Berwick Street is a street in the Soho district of the City of Westminster, running between Oxford Street to the north and Peter Street at the south. It was built towards the end of the 17th century; several early 18th-century buildings have survived. The street is the site of a year old street market.

==History==
Berwick Street was built between 1687 and 1703, and is believed to be named after James FitzJames, 1st Duke of Berwick. Several buildings constructed in the 1730s are still standing, such as the Green Man public house at No. 57, which was built in 1738.

A non-conforming church in Berwick Street was opened in 1689. A new church designed by Edward Blore and dedicated to St Luke, was consecrated on 23 July 1839.

A major cholera outbreak was centred around Berwick Street in 1854.

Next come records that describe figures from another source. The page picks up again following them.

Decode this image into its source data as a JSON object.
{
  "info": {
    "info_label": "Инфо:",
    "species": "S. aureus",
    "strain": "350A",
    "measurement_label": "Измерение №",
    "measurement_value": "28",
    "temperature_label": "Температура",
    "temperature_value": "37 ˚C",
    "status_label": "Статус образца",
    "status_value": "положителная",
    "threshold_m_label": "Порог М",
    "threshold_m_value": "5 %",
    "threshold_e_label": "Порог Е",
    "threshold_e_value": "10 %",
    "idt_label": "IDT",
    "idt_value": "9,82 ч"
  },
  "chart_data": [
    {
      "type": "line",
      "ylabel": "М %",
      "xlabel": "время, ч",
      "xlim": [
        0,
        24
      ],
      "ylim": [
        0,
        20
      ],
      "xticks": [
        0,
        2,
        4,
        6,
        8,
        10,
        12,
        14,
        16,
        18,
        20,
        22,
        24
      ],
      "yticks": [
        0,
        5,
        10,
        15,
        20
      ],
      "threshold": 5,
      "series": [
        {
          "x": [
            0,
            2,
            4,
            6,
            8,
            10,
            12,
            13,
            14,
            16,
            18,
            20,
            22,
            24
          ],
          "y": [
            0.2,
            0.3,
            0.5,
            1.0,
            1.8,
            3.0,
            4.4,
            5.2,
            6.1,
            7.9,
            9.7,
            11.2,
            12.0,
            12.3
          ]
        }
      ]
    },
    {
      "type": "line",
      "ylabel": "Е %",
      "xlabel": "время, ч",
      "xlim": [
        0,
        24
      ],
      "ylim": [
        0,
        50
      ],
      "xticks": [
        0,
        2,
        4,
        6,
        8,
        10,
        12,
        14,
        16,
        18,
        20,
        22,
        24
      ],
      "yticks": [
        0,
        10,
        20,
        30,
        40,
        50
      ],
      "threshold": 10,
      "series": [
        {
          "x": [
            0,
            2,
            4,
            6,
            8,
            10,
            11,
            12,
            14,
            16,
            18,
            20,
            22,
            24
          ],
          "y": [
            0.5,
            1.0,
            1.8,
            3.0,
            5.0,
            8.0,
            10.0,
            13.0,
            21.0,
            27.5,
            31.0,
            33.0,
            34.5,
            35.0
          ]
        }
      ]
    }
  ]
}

Kemp House is at No. 90. It was constructed between 1959-61 by L. C. Hollbrook.

==Market==
Whilst some secondary sources claim that the market was established in the 18th century, the market is not listed in London Labour and the London Poor by Henry Mayhew's. In 1893 the London County Council's survey of London markets, records that the market began in c. 1843. The report states that many of the traders had relocated from Seven Dials following the construction of Shaftesbury Avenue. It lists 32 stalls on a Saturday with 20 being present on weekdays. Ten of the traders are listed as grocers or fruiters.

There is a small outdoor general retail market on Berwick Street, selling fruit and vegetables, hot food, fish, clothing, accessories, household goods, luggage, jewelry and general goods. It is open Monday to Saturday from 8 am until 6 pm.

== Cultural references ==
The cover photograph of Oasis' second album (What's the Story) Morning Glory? was taken at Berwick Street.